I hope that none of you have experienced flooding in your homes, but more than likely, you have experienced some situation that just knocks the wind out of you and leaves you wondering how you are ever going to pick up the pieces and move forward. These moments can overwhelm you and they truly are more than you can handle on your own.

But that is why the Lord encourages us to live in community. Because life on Earth will leave us with moments (probably more than one) that will leave us on our knees struggling to stand back up without the support of another.

The day we got back into our house, several of our friends reached out asking how they could come and help. They coordinated with each other and showed up at our house with tools, fans, and dehumidifiers and got to work. In 3 hours, with the help of about 30 people, our house was emptied of waterlogged furniture, packed up, and all soggy sheetrock, flooring, and insulation was removed.

It was incredible y’all. At some points, I didn’t even know what to do because there were so many people that all the work was covered. We were blessed beyond measure.

Community is crucial to our wellbeing.

I am sure you have heard the phrase “it takes a village” in the context of raising children. But I would take it farther to say that it takes a village for all of us to make it through life, kids or not.  There are so many trials that I have experienced, that would have been absolute hell if I would have had to go through them alone. Yes, we have Jesus who is our ultimate strength and source of comfort. But I am a firm believer that Jesus sends us comfort through our friends.

And it does take a village! I would probably still be at my house tearing up floors if I didn’t have a group of miniature Chip Gainses show up yelling “DEMO DAY”. We would also be way less full if someone hadn’t started a meal train for us so we didn’t have to worry about dinner between, insurance adjuster and contractor meetings.  And even with things unrelated to natural disasters, my marriage has benefited greatly from spending time with lots of couples who have more experience and great advice to share.

As I am sure you have realized, a good group of friends isn’t something that just happens magically (anyone else have a super awkward freshman year trying to find new friends in college?). You have to put in work to grow that community. Just like in any relationship, there will be give and take.

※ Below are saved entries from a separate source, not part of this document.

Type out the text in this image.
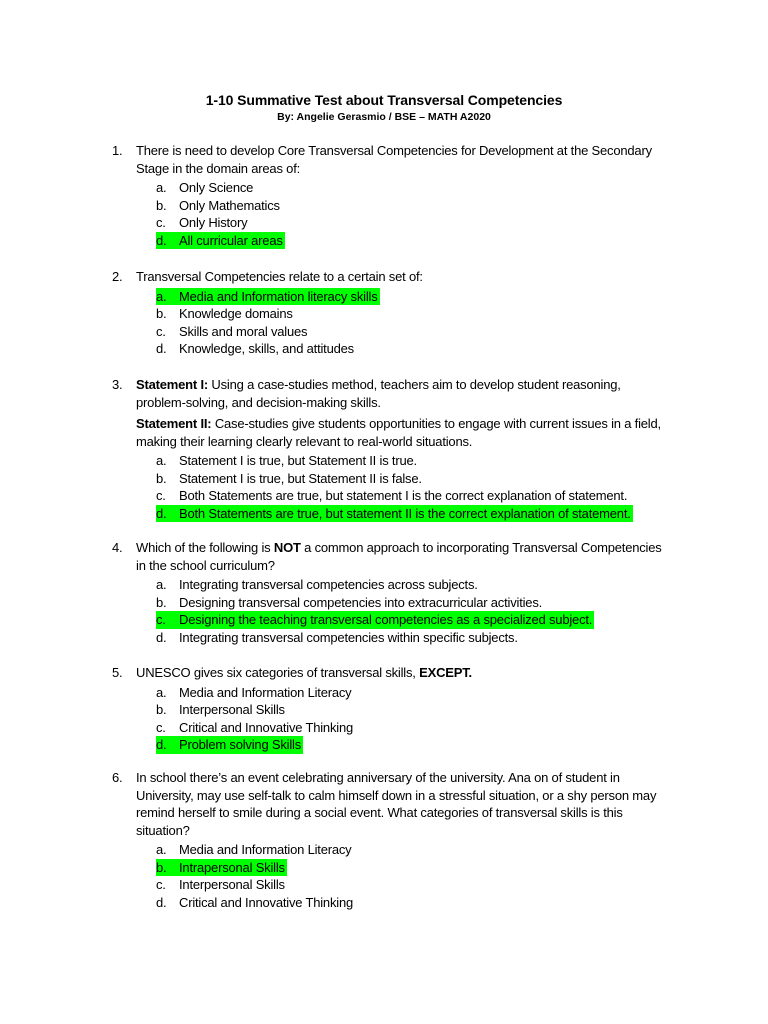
1-10 Summative Test about Transversal Competencies
By: Angelie Gerasmio / BSE – MATH A2020
1. There is need to develop Core Transversal Competencies for Development at the Secondary Stage in the domain areas of:
a. Only Science
b. Only Mathematics
c. Only History
d. All curricular areas
2. Transversal Competencies relate to a certain set of:
a. Media and Information literacy skills
b. Knowledge domains
c. Skills and moral values
d. Knowledge, skills, and attitudes
3. Statement I: Using a case-studies method, teachers aim to develop student reasoning, problem-solving, and decision-making skills.
Statement II: Case-studies give students opportunities to engage with current issues in a field, making their learning clearly relevant to real-world situations.
a. Statement I is true, but Statement II is true.
b. Statement I is true, but Statement II is false.
c. Both Statements are true, but statement I is the correct explanation of statement.
d. Both Statements are true, but statement II is the correct explanation of statement.
4. Which of the following is NOT a common approach to incorporating Transversal Competencies in the school curriculum?
a. Integrating transversal competencies across subjects.
b. Designing transversal competencies into extracurricular activities.
c. Designing the teaching transversal competencies as a specialized subject.
d. Integrating transversal competencies within specific subjects.
5. UNESCO gives six categories of transversal skills, EXCEPT.
a. Media and Information Literacy
b. Interpersonal Skills
c. Critical and Innovative Thinking
d. Problem solving Skills
6. In school there’s an event celebrating anniversary of the university. Ana on of student in University, may use self-talk to calm himself down in a stressful situation, or a shy person may remind herself to smile during a social event. What categories of transversal skills is this situation?
a. Media and Information Literacy
b. Intrapersonal Skills
c. Interpersonal Skills
d. Critical and Innovative Thinking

3 ways you can Invest in your Community

  • Schedule consistent intentional time: I don’t know about you but I seem to imagine that I will just bump into all of my close friends on a regular basis just by happenstance. Similar to how we used to just find each other in the dorms at college. But with kids, and husbands, and jobs, it just doesn’t seem to be happening like that! So schedule that time with your friends. Try a monthly supper club where everyone takes turns hosting and providing dinner.
  • Support them in their times of need: You have probably always heard that “Actions Speak Louder than Words”. That is especially true with friendships. Being there for your friends when they need you will mean the world to them and strengthen your relationship ten-fold. Whether it is just dropping off coffee when their kid is sick or if they even need moldy sheetrock taken out of their house, it is going to be highly impactful and will really show that you care about them.
  • Be Encouraging: Take every opportunity you can to encourage those in your community. Send notes via snail mail or even just text them funny pictures or memes (humor is my love language). Small things can go along way.

My hope is that each and every one of you has an AMAZING community that you love and that loves you back. IF you don’t, visit your local church and check out a list of their small groups (life groups, house groups, community groups – whatever creative noun they put in front of “group”). God intended for us to live in community so what better way is there to do that than in His own house!